Retouching: from shoot day to your stunning portrait
What happens between your shoot, your previews, and your final photos?
At this point, you’re probably aware that the image in-camera is not the same as the final version you receive. But how is it different? What changes do I, as a photographer, make? And what influence do you have on those decisions? Let’s talk about it.
Your shoot day
I always try to set us up for success on the day of your shoot as I can. For me, that means making you feel comfortable and natural in front of the camera, whether we’re jamming out to some good tunes in the studio, or swapping book recommendations while walking between locations. Buuut it also involves some technical stuff (you know, the skills and knowledge you hired me for!)

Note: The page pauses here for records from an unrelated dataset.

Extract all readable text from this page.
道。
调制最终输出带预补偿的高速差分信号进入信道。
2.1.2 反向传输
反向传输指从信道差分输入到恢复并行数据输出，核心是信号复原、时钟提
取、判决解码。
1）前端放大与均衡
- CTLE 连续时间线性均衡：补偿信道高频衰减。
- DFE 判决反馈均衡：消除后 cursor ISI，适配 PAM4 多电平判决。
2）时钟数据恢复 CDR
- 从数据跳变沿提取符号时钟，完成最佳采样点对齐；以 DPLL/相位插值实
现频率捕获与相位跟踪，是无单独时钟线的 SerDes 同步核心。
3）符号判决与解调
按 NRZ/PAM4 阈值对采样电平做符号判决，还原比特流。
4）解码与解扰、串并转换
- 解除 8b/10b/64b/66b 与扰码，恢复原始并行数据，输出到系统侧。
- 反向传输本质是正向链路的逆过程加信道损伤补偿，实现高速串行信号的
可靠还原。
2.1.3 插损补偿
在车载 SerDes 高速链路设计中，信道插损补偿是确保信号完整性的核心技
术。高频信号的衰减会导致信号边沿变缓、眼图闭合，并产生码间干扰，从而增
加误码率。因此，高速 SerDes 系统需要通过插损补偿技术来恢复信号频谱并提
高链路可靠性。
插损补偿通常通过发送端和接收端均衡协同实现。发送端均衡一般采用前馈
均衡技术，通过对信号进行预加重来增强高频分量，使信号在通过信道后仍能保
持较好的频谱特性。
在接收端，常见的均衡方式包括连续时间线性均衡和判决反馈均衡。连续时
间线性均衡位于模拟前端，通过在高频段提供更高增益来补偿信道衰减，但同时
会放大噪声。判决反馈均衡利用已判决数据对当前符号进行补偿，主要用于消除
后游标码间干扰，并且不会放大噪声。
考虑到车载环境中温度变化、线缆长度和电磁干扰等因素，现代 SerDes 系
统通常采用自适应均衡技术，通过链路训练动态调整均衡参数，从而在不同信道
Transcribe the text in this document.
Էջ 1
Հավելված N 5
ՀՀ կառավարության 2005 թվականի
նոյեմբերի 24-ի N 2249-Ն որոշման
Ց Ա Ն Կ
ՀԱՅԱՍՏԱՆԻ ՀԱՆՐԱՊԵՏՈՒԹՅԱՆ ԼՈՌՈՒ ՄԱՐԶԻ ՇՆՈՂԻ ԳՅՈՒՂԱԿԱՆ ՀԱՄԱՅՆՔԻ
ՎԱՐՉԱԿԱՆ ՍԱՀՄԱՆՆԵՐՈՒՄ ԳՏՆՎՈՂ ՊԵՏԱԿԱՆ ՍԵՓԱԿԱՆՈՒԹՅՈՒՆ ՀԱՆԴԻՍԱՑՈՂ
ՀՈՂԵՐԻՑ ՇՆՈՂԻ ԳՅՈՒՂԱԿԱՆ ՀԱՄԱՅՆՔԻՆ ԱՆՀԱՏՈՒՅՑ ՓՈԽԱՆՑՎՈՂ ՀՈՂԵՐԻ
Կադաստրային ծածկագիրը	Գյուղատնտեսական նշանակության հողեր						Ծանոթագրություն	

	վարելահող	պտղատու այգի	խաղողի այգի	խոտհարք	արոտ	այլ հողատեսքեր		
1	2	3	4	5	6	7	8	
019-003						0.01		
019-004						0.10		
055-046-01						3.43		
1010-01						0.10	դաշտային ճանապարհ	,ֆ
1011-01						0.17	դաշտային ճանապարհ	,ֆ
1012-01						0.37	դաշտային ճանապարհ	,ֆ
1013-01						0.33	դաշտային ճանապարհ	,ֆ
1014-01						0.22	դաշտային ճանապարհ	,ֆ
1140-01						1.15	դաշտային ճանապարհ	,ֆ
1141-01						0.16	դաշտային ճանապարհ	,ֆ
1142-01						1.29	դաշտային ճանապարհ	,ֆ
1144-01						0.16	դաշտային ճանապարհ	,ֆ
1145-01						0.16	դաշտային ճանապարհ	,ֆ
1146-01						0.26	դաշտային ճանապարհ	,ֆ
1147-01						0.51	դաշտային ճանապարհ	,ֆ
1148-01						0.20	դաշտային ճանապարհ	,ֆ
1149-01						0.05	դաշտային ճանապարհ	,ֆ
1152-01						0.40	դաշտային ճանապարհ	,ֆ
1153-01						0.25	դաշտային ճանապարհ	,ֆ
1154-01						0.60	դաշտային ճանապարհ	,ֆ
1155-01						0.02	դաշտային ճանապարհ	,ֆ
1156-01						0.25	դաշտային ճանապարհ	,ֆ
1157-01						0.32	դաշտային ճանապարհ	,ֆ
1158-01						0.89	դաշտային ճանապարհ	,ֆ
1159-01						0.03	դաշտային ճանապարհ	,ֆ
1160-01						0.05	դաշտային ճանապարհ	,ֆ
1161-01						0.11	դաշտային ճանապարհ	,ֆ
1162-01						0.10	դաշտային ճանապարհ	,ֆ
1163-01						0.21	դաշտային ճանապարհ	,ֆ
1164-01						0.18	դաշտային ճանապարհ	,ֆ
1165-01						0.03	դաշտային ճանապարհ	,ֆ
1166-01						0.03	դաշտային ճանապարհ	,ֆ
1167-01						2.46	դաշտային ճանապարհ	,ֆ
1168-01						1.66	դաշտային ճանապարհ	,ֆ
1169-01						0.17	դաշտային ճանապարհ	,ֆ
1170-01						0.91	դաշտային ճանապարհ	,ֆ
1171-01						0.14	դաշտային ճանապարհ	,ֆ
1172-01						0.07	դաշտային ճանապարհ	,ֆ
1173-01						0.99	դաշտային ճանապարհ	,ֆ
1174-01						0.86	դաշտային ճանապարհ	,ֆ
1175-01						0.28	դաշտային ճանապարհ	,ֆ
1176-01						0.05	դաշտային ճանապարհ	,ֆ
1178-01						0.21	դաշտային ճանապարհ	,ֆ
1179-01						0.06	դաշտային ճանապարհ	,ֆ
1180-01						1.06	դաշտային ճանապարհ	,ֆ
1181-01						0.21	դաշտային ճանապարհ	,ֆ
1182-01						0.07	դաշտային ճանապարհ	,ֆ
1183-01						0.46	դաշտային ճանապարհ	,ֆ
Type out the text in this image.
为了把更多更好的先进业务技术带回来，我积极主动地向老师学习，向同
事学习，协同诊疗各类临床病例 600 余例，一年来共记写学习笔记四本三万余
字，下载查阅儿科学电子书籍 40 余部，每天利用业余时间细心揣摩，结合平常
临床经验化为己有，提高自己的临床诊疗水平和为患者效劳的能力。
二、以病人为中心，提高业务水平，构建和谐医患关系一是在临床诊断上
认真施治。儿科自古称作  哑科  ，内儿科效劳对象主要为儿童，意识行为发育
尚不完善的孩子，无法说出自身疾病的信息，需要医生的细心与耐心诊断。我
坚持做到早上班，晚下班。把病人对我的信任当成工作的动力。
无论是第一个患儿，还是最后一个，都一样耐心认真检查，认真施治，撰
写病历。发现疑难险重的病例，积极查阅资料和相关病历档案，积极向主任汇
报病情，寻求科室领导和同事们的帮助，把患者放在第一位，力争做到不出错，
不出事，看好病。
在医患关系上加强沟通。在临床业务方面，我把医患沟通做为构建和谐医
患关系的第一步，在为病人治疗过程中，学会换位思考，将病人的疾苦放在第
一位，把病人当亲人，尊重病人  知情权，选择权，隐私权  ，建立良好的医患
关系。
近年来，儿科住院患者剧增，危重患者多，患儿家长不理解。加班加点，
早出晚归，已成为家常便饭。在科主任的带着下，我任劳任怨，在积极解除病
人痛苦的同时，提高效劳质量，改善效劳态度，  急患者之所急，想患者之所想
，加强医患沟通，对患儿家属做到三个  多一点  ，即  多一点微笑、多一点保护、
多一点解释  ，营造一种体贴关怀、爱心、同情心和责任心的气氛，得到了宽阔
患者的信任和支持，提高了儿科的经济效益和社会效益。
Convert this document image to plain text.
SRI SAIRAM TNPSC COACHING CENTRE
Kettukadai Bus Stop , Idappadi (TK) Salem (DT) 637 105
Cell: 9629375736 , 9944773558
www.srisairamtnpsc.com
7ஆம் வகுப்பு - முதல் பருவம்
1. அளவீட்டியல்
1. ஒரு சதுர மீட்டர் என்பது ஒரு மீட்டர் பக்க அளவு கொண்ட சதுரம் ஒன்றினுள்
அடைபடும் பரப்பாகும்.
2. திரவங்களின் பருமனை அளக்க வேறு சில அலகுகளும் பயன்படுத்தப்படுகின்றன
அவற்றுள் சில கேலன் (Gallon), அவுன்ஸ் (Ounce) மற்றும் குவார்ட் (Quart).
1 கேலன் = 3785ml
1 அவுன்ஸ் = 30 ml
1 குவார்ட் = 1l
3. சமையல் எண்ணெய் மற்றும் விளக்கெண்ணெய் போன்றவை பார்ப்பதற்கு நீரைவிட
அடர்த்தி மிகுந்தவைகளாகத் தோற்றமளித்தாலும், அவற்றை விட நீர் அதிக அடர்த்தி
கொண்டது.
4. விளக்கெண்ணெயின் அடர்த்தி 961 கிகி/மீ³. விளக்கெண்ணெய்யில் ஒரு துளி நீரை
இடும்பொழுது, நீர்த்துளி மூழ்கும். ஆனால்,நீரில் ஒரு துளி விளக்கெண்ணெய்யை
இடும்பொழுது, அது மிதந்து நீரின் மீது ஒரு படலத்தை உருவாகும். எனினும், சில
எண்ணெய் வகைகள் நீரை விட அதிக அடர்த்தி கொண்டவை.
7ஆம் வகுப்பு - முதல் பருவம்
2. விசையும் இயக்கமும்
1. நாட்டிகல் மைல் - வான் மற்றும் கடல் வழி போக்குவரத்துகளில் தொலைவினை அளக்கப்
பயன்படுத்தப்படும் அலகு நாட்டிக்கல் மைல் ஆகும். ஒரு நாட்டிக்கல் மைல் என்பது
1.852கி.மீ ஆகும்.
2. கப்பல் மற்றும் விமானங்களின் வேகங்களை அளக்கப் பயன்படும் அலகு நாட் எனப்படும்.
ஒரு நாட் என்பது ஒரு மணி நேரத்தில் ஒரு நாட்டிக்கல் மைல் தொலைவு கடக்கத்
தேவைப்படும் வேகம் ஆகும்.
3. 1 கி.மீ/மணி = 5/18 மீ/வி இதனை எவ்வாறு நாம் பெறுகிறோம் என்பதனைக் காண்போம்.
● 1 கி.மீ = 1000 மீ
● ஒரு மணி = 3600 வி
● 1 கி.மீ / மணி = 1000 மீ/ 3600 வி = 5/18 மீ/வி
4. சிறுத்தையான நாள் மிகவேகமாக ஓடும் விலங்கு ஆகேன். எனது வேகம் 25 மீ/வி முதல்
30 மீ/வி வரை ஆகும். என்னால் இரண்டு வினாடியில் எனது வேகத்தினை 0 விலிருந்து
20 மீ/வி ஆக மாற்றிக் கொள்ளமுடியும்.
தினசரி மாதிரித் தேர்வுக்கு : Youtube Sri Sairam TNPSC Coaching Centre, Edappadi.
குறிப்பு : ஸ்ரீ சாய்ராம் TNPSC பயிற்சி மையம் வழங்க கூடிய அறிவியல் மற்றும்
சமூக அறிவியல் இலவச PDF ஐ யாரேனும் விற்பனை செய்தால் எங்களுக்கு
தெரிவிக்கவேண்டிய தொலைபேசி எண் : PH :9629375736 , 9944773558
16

My goal is to make sure the images in-camera are as close to the final version as possible. So that looks like:
Making sure my camera settings work with the lighting, whether it’s shifting sunlight or bright studio lights, so that I’m capturing all the information in the highlights and shadows of the image. This helps me later on, as it can be difficult—to the point of having to sacrifice the image!—to bring back that information if it’s too dark or blown out.
Framing the image so that you’re the main focus, not the bright orange traffic cone behind you! While there are many background elements that can help bring a scene to life—customers in a store, paintbrushes in an art studio, people walking down a city sidewalk—I’m working hard to eliminate anything from the frame that would distract rather than add to your story. (This also saves me time in Photoshop later on… a lesson I had to learn the hard way!)
Cleaning up, which can run the gamut from lint-rolling your top to sweeping the ground of dead leaves and cigarette butts to making sure you have a lens wipe for your glasses. It’s the little details that can elevate a photo from good to great!
Now that we’ve captured some great images (and had fun to boot!), it’s time for these photos to enter their next phase.
Post-shoot
I had a brilliant photo teacher who made sure I knew the difference between editing and retouching (thanks, Joe!) Editing is about working with all of the images: culling them down to make sure you’re offering the creme de la creme from the shoot, and polishing the images so they look cohesive and on-brand. Retouching is about digging in deep to each individual photo, adjusting small details so that the photo is the best it can be.
Now you’ll understand what I mean when I say that post-shoot and pre-selection of your final images, I’m only editing your photos.
I bring all of your images into a program that allows me to sort through and remove any images that won’t work for what you need: blinking, mid-facial expression, wind blowing hair into your face, etc. These kinds of images happen every single shoot (we’re human, we need to blink!) so this step happens for everyone.
Once I’ve sifted through those, I begin color correction. Color correction is a mix of reality and style: adjusting exposure and color temperature to make the photo accurate to how the scene looked on your shoot day, while also making small changes to match my bright, warm approach to photography. My aim is for your photos to look cohesive as a set, but also for them to feel like my work, since that’s what helped you decide to hire me as your photographer.
From there, I export the images as previews so you can choose which ones you’d like to have retouched.
Post-selection
My goal with retouching is invisible clean-up. This does involve bringing your images into Photoshop, but Photoshop isn’t a bad word! It’s a super useful program that allows me to make your images the best they can be.
Here are some hard rules I have about retouching:
If it’s permanently on your body–scars, tattoos, etc.–that’s part of what makes you uniquely beautiful, and I won't remove it unless you specifically request me to.
I do not alter body size or shape. Bodies come in all shapes and sizes, and all of those shapes and sizes are beautiful. As a plus-size woman myself, I think it’s important for all bodies to be seen and celebrated.
But what if you happened to have a breakout on the day of your photo shoot? Or your cat slept on top of the clothes you set out for your shoot and got hair everywhere? Or even your mascara or lipstick smudged a little?
That’s not a problem at all. Like I said before, we’ll try to catch these things on the day of your shoot, but for everything that we don’t, there’s retouching. And that retouching should be imperceptible. If you had dog hair on your pants, after retouching, they’ll look like they normally do (sans hair). If you had acne on the day of your shoot, your final retouched photo will look like your normal skin, as if it were never there.
I’m not here to make you poreless or “perfect”, I’m here to make you look authentically YOU. You are a complex, layered, gorgeous human being. You are your own story. And I’m honored to photograph you.